Scores of Cypriot students have flocked to the presidential palace, chanting slogans and waving banners, following the announcement that banks will not reopen until Thursday. The eurozone bailout has heightened frustration at the government.
“People wake up, they are sucking your blood,” said one
sign. “Death to Merkel,” said another.
The country’s youth are also expressing concerns about their
future: “‘Troika’ will bring us to the point that we have no
future. We cannot find a job,” a Cypriot student told RIA
Novosti.
As protesters took to the streets on Tuesday, Bank of Cyprus
Chair Andreas Artemis submitted his resignation in opposition to
plans to restructure the bank.
Unrest has widened following the $13-billion bailout deal which has
seen the freezing of deposits over €100,000. A withdrawal limit has
been imposed on ATMs, and capital controls are in place to prevent
the movement of funds.
The eurozone bailout did not alleviate the island nation's worries.
Residents who have not taken to the streets in anger are also
feeling the pinch, especially with the central bank remaining
closed.
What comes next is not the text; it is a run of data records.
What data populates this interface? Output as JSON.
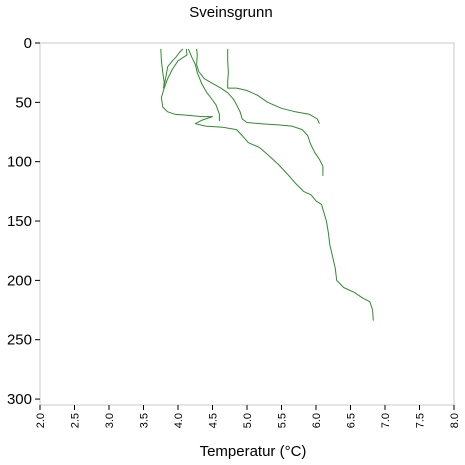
{
  "chart_data": {
    "type": "line",
    "title": "Sveinsgrunn",
    "xlabel": "Temperatur (°C)",
    "ylabel": "",
    "xlim": [
      2.0,
      8.0
    ],
    "ylim": [
      0,
      305
    ],
    "y_inverted": true,
    "x_ticks": [
      "2.0",
      "2.5",
      "3.0",
      "3.5",
      "4.0",
      "4.5",
      "5.0",
      "5.5",
      "6.0",
      "6.5",
      "7.0",
      "7.5",
      "8.0"
    ],
    "y_ticks": [
      "0",
      "50",
      "100",
      "150",
      "200",
      "250",
      "300"
    ],
    "grid": false,
    "legend": "none",
    "line_color": "#2e8b2e",
    "series": [
      {
        "points": [
          [
            3.75,
            5
          ],
          [
            3.76,
            15
          ],
          [
            3.78,
            25
          ],
          [
            3.8,
            33
          ],
          [
            3.79,
            38
          ],
          [
            3.82,
            30
          ],
          [
            3.85,
            20
          ],
          [
            3.92,
            15
          ],
          [
            3.97,
            12
          ],
          [
            4.02,
            8
          ],
          [
            4.07,
            5
          ]
        ]
      },
      {
        "points": [
          [
            4.12,
            5
          ],
          [
            4.13,
            10
          ],
          [
            4.0,
            15
          ],
          [
            3.92,
            22
          ],
          [
            3.85,
            30
          ],
          [
            3.8,
            38
          ],
          [
            3.76,
            46
          ],
          [
            3.78,
            54
          ],
          [
            3.85,
            58
          ],
          [
            3.95,
            60
          ],
          [
            4.15,
            61
          ],
          [
            4.35,
            62
          ],
          [
            4.5,
            62
          ],
          [
            4.35,
            65
          ],
          [
            4.25,
            68
          ],
          [
            4.4,
            70
          ],
          [
            4.65,
            71
          ],
          [
            4.85,
            73
          ],
          [
            4.93,
            78
          ],
          [
            5.02,
            84
          ],
          [
            5.18,
            88
          ],
          [
            5.3,
            94
          ],
          [
            5.45,
            102
          ],
          [
            5.58,
            110
          ],
          [
            5.7,
            118
          ],
          [
            5.82,
            125
          ],
          [
            5.93,
            128
          ],
          [
            6.0,
            133
          ],
          [
            6.08,
            136
          ],
          [
            6.1,
            140
          ],
          [
            6.15,
            150
          ],
          [
            6.18,
            160
          ],
          [
            6.2,
            170
          ],
          [
            6.24,
            180
          ],
          [
            6.28,
            190
          ],
          [
            6.3,
            200
          ],
          [
            6.4,
            206
          ],
          [
            6.55,
            210
          ],
          [
            6.68,
            215
          ],
          [
            6.78,
            218
          ],
          [
            6.82,
            225
          ],
          [
            6.83,
            234
          ]
        ]
      },
      {
        "points": [
          [
            4.15,
            5
          ],
          [
            4.2,
            12
          ],
          [
            4.25,
            18
          ],
          [
            4.28,
            25
          ],
          [
            4.35,
            35
          ],
          [
            4.42,
            42
          ],
          [
            4.5,
            48
          ],
          [
            4.55,
            52
          ],
          [
            4.6,
            60
          ],
          [
            4.6,
            66
          ]
        ]
      },
      {
        "points": [
          [
            4.27,
            5
          ],
          [
            4.28,
            10
          ],
          [
            4.27,
            18
          ],
          [
            4.3,
            24
          ],
          [
            4.38,
            30
          ],
          [
            4.5,
            34
          ],
          [
            4.62,
            38
          ],
          [
            4.72,
            42
          ],
          [
            4.8,
            47
          ],
          [
            4.85,
            52
          ],
          [
            4.9,
            58
          ],
          [
            4.93,
            64
          ],
          [
            5.0,
            67
          ],
          [
            5.2,
            68
          ],
          [
            5.45,
            69
          ],
          [
            5.65,
            70
          ],
          [
            5.8,
            73
          ],
          [
            5.88,
            78
          ],
          [
            5.92,
            85
          ],
          [
            5.98,
            92
          ],
          [
            6.05,
            98
          ],
          [
            6.1,
            104
          ],
          [
            6.1,
            112
          ]
        ]
      },
      {
        "points": [
          [
            4.72,
            5
          ],
          [
            4.72,
            15
          ],
          [
            4.73,
            25
          ],
          [
            4.72,
            32
          ],
          [
            4.72,
            38
          ],
          [
            4.85,
            38
          ],
          [
            5.0,
            40
          ],
          [
            5.15,
            44
          ],
          [
            5.3,
            50
          ],
          [
            5.5,
            55
          ],
          [
            5.7,
            58
          ],
          [
            5.9,
            60
          ],
          [
            6.02,
            64
          ],
          [
            6.05,
            68
          ]
        ]
      }
    ]
  }
}
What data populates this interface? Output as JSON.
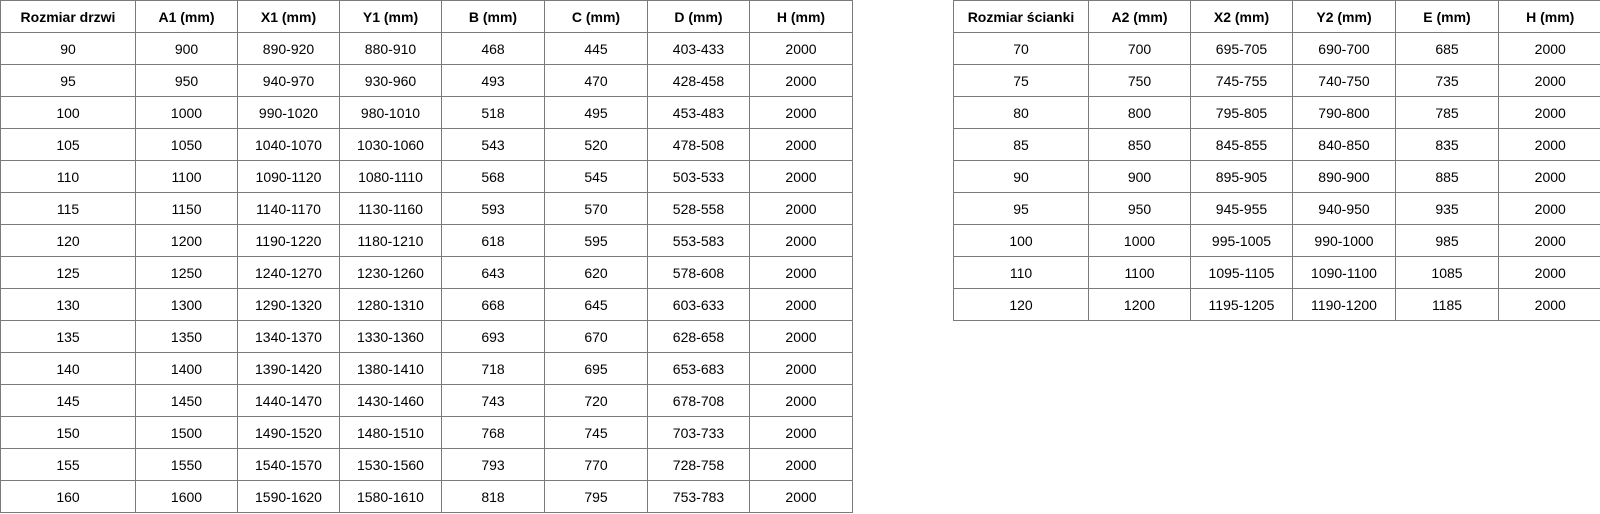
{
  "door_table": {
    "headers": [
      "Rozmiar drzwi",
      "A1 (mm)",
      "X1 (mm)",
      "Y1 (mm)",
      "B (mm)",
      "C (mm)",
      "D (mm)",
      "H (mm)"
    ],
    "rows": [
      [
        "90",
        "900",
        "890-920",
        "880-910",
        "468",
        "445",
        "403-433",
        "2000"
      ],
      [
        "95",
        "950",
        "940-970",
        "930-960",
        "493",
        "470",
        "428-458",
        "2000"
      ],
      [
        "100",
        "1000",
        "990-1020",
        "980-1010",
        "518",
        "495",
        "453-483",
        "2000"
      ],
      [
        "105",
        "1050",
        "1040-1070",
        "1030-1060",
        "543",
        "520",
        "478-508",
        "2000"
      ],
      [
        "110",
        "1100",
        "1090-1120",
        "1080-1110",
        "568",
        "545",
        "503-533",
        "2000"
      ],
      [
        "115",
        "1150",
        "1140-1170",
        "1130-1160",
        "593",
        "570",
        "528-558",
        "2000"
      ],
      [
        "120",
        "1200",
        "1190-1220",
        "1180-1210",
        "618",
        "595",
        "553-583",
        "2000"
      ],
      [
        "125",
        "1250",
        "1240-1270",
        "1230-1260",
        "643",
        "620",
        "578-608",
        "2000"
      ],
      [
        "130",
        "1300",
        "1290-1320",
        "1280-1310",
        "668",
        "645",
        "603-633",
        "2000"
      ],
      [
        "135",
        "1350",
        "1340-1370",
        "1330-1360",
        "693",
        "670",
        "628-658",
        "2000"
      ],
      [
        "140",
        "1400",
        "1390-1420",
        "1380-1410",
        "718",
        "695",
        "653-683",
        "2000"
      ],
      [
        "145",
        "1450",
        "1440-1470",
        "1430-1460",
        "743",
        "720",
        "678-708",
        "2000"
      ],
      [
        "150",
        "1500",
        "1490-1520",
        "1480-1510",
        "768",
        "745",
        "703-733",
        "2000"
      ],
      [
        "155",
        "1550",
        "1540-1570",
        "1530-1560",
        "793",
        "770",
        "728-758",
        "2000"
      ],
      [
        "160",
        "1600",
        "1590-1620",
        "1580-1610",
        "818",
        "795",
        "753-783",
        "2000"
      ]
    ]
  },
  "wall_table": {
    "headers": [
      "Rozmiar ścianki",
      "A2 (mm)",
      "X2 (mm)",
      "Y2 (mm)",
      "E (mm)",
      "H (mm)"
    ],
    "rows": [
      [
        "70",
        "700",
        "695-705",
        "690-700",
        "685",
        "2000"
      ],
      [
        "75",
        "750",
        "745-755",
        "740-750",
        "735",
        "2000"
      ],
      [
        "80",
        "800",
        "795-805",
        "790-800",
        "785",
        "2000"
      ],
      [
        "85",
        "850",
        "845-855",
        "840-850",
        "835",
        "2000"
      ],
      [
        "90",
        "900",
        "895-905",
        "890-900",
        "885",
        "2000"
      ],
      [
        "95",
        "950",
        "945-955",
        "940-950",
        "935",
        "2000"
      ],
      [
        "100",
        "1000",
        "995-1005",
        "990-1000",
        "985",
        "2000"
      ],
      [
        "110",
        "1100",
        "1095-1105",
        "1090-1100",
        "1085",
        "2000"
      ],
      [
        "120",
        "1200",
        "1195-1205",
        "1190-1200",
        "1185",
        "2000"
      ]
    ]
  }
}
Cypriots feel that a line has been crossed, and are worried
about cash flow, jobs and savings.
Even the manager of the Bank of Cyprus, Demetris Antoniou, fears
for his employment prospects: “For the first time in my life –
for 30 years – I worried. And the last week, and especially in the
last two days. I worried a lot. It was like… I was going to wake
up, and listen to the news that I don’t have a job anymore. And I’m
50. I’m not 20. To start my life and say ‘okay.’”
“It is like they want to push us – the Bank of Cyprus – after a
few months, to collapse? I wonder – what is this? It’s not
fair,” he added.
The bailout plan has been met with widespread anger, with few residents welcoming the deal.
“They’re very frustrated,” said RT correspondent Tesa Arcilla, who is in Cyprus.
“This has really sent a very bad message to people. They’ve lost confidence, they’ve lost trust.” All Cypriot banks will remain closed until Thursday, despite an announcement late on Monday that they would reopen on Tuesday morning. The move has prompted concern that the country’s financial institutions are even lower on cash than expected.
Laiki Bank will essentially be shut down, resulting in widespread job-losses, which also prompted hundreds to protest over the past few days. Demonstrators at previous rallies wielded signs declaring that they would rather die standing than live in debt:
“We won’t [be] Germany’s slaves,” one read.
Capital controls are still in place in Cyprus, meaning that banks are able to impose restrictions on the amount of money citizens are able to take from the ATMs, or how much money they can move around.
“We have no cash. We are just… queueing behind the ATM machines, waiting to get some cash. For how long?” one resident said.
The restrictions are creating an intense atmosphere of uncertainty, and some mild hoarding of cash supplies.
“Everybody is trying to hold onto those 5 or 10 euros that they have just in case there’re even lower limits, because right now they can only take about 100 euros,” Arcilla reported.
Some are even feeling nostalgic for the old Cypriot pound.
“With the pounds – peace and quiet,” another resident said.
“It’s better to go back to the pound.”
The recent events in Cyprus have prompted fears that similar moves could be enforced in other countries, and could be a template for how problems are dealt with in the future.
“If there is a risk in a bank, our first question should be 'Okay, what are you in the bank going to do about that? What can you do to recapitalize yourself?' If the bank can't do it, then we'll talk to the shareholders and the bondholders, we'll ask them to contribute in recapitalizing the bank, and if necessary the uninsured deposit holders,” Dutch Finance Minister Jeroen Dijsselbloem told Reuters.
There is additional concern that Germany may have been trying to make an example of the country, and that a precedent has been set for potential future bailouts.
“If there’s unrest in Cyprus – it’s not Portugal. It’s not Spain, it’s not Greece – it’s not a massive country. So what Germany was actually able to do was to enforce its might on a small country in which any kind of unrest, violence or protest will be relatively contained,” said Financial Advisor Margaret Bogenrief, co-founder of ACM Partners.
“If you’ve been reading the press – they’ve been extremely upset about footing the bills for these other countries, and I think what they were saying was ‘look, just to let you guys know – we can do this,’” she concluded.